Some things I attempted:

1. Biting lips.  And no— not like a book protagonist subtly seducing her vampire boyfriend. I bit mine until they bled. Would it do anything? Not really. At least, I knew I was still alive.  Of course, this was a dumb thing to do. 

The brain stops working after 2 am, after all,  and anything you hear after this is not real anymore. 

2. Who the fuck made Simpsons an edgy, lofi icon? You gotta hand it to teenagers being stupid. (Sturgeon's law= 90% of everything is shit, humans included. Go wallow in your sense of superiority until you eventually realize existence means nothing.)

3. Ok this was a bad move. The head rarely bleeds. A bump or bruise is all there is. Kinda ugly. Not aesthetic enough. How can anyone romanticize this?

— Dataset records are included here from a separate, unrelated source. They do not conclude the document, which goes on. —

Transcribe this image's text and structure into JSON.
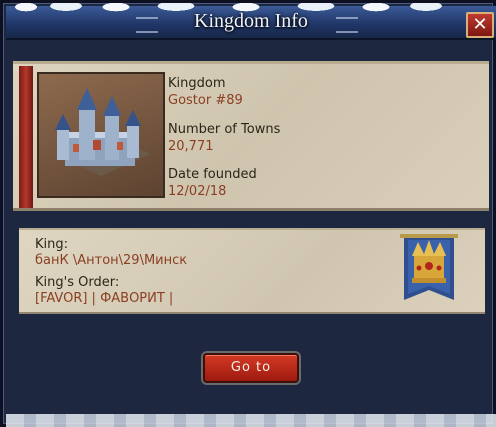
{
  "window": {
    "title": "Kingdom Info"
  },
  "icons": {
    "close": "close-x-icon",
    "castle": "castle-image",
    "crown_banner": "crown-banner-icon"
  },
  "colors": {
    "accent_red": "#b3382a",
    "value_text": "#8a3f22",
    "title_bg": "#1f3566"
  },
  "kingdom": {
    "label": "Kingdom",
    "value": "Gostor #89",
    "towns_label": "Number of Towns",
    "towns_value": "20,771",
    "founded_label": "Date founded",
    "founded_value": "12/02/18"
  },
  "king": {
    "label": "King:",
    "name": "банК \\Антон\\29\\Минск",
    "order_label": "King's Order:",
    "order_value": "[FAVOR] | ФАВОРИТ |"
  },
  "actions": {
    "goto_label": "Go to",
    "close_label": "✕"
  }
}
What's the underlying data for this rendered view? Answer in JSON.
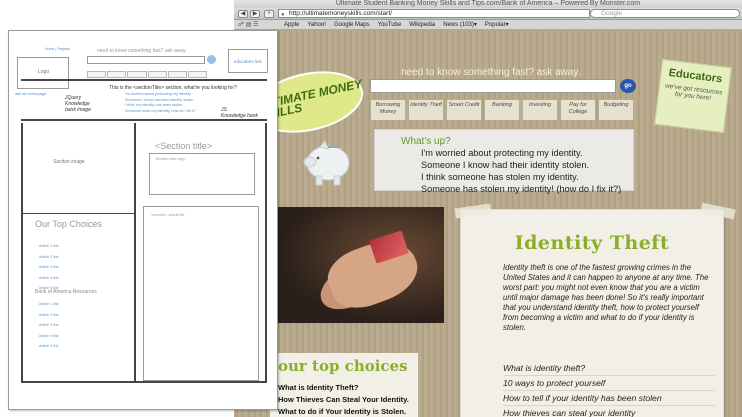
{
  "browser": {
    "title": "Ultimate Student Banking Money Skills and Tips.com/Bank of America – Powered By Monster.com",
    "url": "http://ultimatemoneyskills.com/start/",
    "search_placeholder": "Google",
    "bookmarks": [
      "Apple",
      "Yahoo!",
      "Google Maps",
      "YouTube",
      "Wikipedia",
      "News (103)▾",
      "Popular▾"
    ]
  },
  "site": {
    "logo_text": "ULTIMATE MONEY SKILLS",
    "search_label": "need to know something fast? ask away.",
    "go_label": "go",
    "nav_tabs": [
      "Borrowing Money",
      "Identity Theft",
      "Smart Credit",
      "Banking",
      "Investing",
      "Pay for College",
      "Budgeting"
    ],
    "educators_title": "Educators",
    "educators_text": "we've got resources for you here!",
    "whatsup_title": "What's up?",
    "whatsup_items": [
      "I'm worried about protecting my identity.",
      "Someone I know had their identity stolen.",
      "I think someone has stolen my identity.",
      "Someone has stolen my identity! (how do I fix it?)"
    ],
    "article_title": "Identity Theft",
    "article_body": "Identity theft is one of the fastest growing crimes in the United States and it can happen to anyone at any time. The worst part: you might not even know that you are a victim until major damage has been done! So it's really important that you understand identity theft, how to protect yourself from becoming a victim and what to do if your identity is stolen.",
    "article_questions": [
      "What is identity theft?",
      "10 ways to protect yourself",
      "How to tell if your identity has been stolen",
      "How thieves can steal your identity"
    ],
    "choices_title": "our top choices",
    "choices_items": [
      "What is Identity Theft?",
      "How Thieves Can Steal Your Identity.",
      "What to do if  Your Identity is Stolen."
    ]
  },
  "wireframe": {
    "top_link": "Home | Register",
    "logo": "Logo",
    "ask_label": "need to know something fast? ask away.",
    "educators": "educators link",
    "bar_left": "ask all homepage",
    "jquery": "JQuery\nKnowledge\nbank image",
    "question_title": "This is the <sectionTitle> section, what're you looking for?",
    "questions": [
      "I'm worried about protecting my identity",
      "Someone I know had their identity stolen",
      "I think my identity has been stolen",
      "Someone stole my identity, how do I fix it?"
    ],
    "js": "JS\nKnowledge bank",
    "section_image": "Section image",
    "section_title": "<Section title>",
    "section_intro": "Section intro copy",
    "article_list": "<section> article list",
    "top_choices": "Our Top Choices",
    "articles": [
      "Article 1 link",
      "Article 2 link",
      "Article 3 link",
      "Article 4 link",
      "Article 5 link"
    ],
    "boa_resources": "Bank of America Resources",
    "boa_articles": [
      "Article 1 link",
      "Article 2 link",
      "Article 3 link",
      "Article 4 link",
      "Article 5 link"
    ]
  }
}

If you have low tolerance like me, you'd probably faint before you'd feel like a sexy, movie actress with Xanax addiction. 

On the bright side, you get sleep. Or probably more than that. 

4. It's 4 am. This is the perfect time to get to your knees like a good little slut. You plead to the gods and promise them that you won't piss at your father's tombstone anymore. That you would stop eating your hair. Or that you would stop taking pills out of habit; there's no one to force you anymore. 

5. At this point, I just give up trying.  The sun is rising soon and mushrooms shall grow out of my body. Literally. 

Come fucking get me, Satan. I'm probably more qualified at your job.